Leurs faits d’armes avaient inquiété jusqu’aux parlementaires. Mais quelques mois après leurs premiers piratages, datés en novembre 2025, la roue semble toutefois avoir tourné pour les cybercriminels de « Dumpsec », un pseudo qui fait référence à un outil de sécurité permettant de générer des rapports.
L’office anti-cybercriminalité vient ainsi d’annoncer l’interpellation de sept suspects, arrêtés un peu partout en France. Une trajectoire éclair qui en dit long sur l’évolution de la cybercriminalité.
Les suspects, des mineurs ou des jeunes majeurs, semblent en effet ne pas avoir de compétences informatiques spécifiques. Mais ils arrivaient à faire des dégâts en ayant recours à des outils d’IA et au « cybercrime as a service », ces services criminels vendus au plus offrant, analyse auprès de ZDnet.fr la commissaire Julie Benoît, la cheffe du pôle des enquêtes cyber de l’Ofac.
Recherche de notoriété
Pour « Dumpsec », tout avait commencé à l’automne dernier. Le groupe va revendiquer des premières attaques contre des plateformes de prise de rendez-vous pour les collectivités, SynBird et RDV360. Une dernière entreprise basée à Rennes, où l’antenne locale de l’Ofac va être saisie en novembre pour les premières investigations.
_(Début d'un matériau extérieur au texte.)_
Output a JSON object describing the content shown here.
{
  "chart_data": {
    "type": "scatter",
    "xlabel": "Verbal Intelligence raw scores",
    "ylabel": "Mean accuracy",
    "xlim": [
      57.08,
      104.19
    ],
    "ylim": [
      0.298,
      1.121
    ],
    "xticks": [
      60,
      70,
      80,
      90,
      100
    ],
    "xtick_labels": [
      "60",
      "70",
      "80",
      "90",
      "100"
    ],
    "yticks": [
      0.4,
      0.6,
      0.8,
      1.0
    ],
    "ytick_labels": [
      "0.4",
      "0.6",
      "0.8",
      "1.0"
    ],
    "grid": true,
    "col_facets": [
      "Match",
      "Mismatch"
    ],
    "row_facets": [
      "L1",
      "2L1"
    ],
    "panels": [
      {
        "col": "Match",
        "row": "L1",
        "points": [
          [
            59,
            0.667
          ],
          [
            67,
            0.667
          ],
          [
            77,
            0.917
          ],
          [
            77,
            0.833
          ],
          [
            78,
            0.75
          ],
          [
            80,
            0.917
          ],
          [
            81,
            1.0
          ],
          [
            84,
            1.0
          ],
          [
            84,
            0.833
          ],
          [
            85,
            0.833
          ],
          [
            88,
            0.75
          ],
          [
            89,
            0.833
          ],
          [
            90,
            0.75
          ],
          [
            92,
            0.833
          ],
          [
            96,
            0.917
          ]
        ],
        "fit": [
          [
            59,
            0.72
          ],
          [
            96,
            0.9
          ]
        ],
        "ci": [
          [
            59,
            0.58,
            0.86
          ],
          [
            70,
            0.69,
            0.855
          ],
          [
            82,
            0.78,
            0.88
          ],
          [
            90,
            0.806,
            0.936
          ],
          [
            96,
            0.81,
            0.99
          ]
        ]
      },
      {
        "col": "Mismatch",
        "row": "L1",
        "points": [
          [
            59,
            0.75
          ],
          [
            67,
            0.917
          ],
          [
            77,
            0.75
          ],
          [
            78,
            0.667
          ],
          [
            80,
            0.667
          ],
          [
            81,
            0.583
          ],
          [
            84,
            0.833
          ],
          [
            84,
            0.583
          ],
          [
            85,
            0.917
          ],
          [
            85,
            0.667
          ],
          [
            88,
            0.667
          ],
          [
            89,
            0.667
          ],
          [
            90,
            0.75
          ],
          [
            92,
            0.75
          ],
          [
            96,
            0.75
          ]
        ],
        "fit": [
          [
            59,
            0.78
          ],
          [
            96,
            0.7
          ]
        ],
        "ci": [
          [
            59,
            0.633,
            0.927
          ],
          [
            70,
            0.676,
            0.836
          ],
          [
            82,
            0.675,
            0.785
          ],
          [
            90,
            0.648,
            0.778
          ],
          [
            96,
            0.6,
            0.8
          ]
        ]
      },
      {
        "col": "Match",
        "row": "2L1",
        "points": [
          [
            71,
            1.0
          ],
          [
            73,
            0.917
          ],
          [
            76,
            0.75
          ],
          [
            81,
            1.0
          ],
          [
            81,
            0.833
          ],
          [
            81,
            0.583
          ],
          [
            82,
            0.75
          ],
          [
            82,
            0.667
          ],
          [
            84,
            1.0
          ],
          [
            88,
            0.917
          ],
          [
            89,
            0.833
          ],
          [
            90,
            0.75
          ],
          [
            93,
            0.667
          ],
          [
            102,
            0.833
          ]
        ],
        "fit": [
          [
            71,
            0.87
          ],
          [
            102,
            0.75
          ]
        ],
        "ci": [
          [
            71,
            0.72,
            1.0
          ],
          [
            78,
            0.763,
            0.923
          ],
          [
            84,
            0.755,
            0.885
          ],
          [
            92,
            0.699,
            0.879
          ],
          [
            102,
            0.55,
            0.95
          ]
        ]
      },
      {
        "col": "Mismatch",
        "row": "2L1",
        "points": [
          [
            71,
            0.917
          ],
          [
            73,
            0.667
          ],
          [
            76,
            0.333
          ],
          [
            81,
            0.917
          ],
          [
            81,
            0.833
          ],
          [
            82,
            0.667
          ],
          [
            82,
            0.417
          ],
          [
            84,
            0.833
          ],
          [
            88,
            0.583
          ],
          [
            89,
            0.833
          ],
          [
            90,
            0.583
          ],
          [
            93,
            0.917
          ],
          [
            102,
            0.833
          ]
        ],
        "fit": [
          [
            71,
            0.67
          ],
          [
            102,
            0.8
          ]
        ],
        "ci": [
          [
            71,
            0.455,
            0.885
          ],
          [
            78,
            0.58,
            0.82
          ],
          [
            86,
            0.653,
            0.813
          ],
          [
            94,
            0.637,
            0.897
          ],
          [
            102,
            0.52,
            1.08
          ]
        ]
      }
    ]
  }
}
Sur sa lancée, le groupe, dirigé par un certain « Christopher Lead » va multiplier les annonces fracassantes. Parmi ses victimes, selon ses dires : l’entreprise de travail temporaire Adecco, la société de colis Mondial Relay ou encore l’enseigne de grande distribution Leroy Merlin. Soit, compte l’Ofac en tout 35 organisations ciblées et plus de 1500 victimes par rebond.
Autant de piratages menés pour vendre des fuites de données… et aussi pour se faire connaître. Outre des communications classiques sur des forums dédiés à cette activités, une personne affirmant faire partie du groupe avait accordé une interview à « France 2 ». Ce dernier se vantait par exemple de gagner jusqu’à « 5000 euros par semaine » en menant des recherches d’informations pour des tiers.
« On attaque là où on peut faire mal »
L’homme interrogé se présentait également comme une sorte de hacker éthique, soucieux de « dévoiler toutes les failles » pouvant exister, « même sur les grands groupes ». « On attaque là où on peut faire mal », poursuivait-il. « Les petites entreprises, franchement, c’est pas notre dada », contrairement aux « gros organismes », bien plus vulnérables qu’ils ne le prétendraient.
Des paroles à prendre avec des pincettes, notamment au regard du flou autour de la portée exacte des intrusions menées par « Dumpsec ». Exemple dans la santé. Pour le piratage du spécialiste du logiciel pour le secteur médical Cegedim, là où il était revendiqué une fuite au détriment de 19 millions de patients, l’entreprise victime avait signalé la compromission de 1500 espaces de médecins.
De même, le groupe avait également assuré avoir fait main basse sur une base de données de 35 millions de français issue du piratage de 130 hôpitaux. Ce nombre de victimes semble farfelu pour un expert du secteur interrogé par ZDNET.fr.
Reste que quelle que soit la part d’affabulations, les dégâts commis par ce groupe sont manifestes. Ce qui en faisait une cible prioritaire pour la police. Après un « travail de longue haleine » et des « recoupements », souligne Julie Benoît, les enquêteurs ont finalement identifié et arrêté sept suspects. Des investigations toutefois pas terminées qui se poursuivent notamment en s’intéressant aux flux d’argent.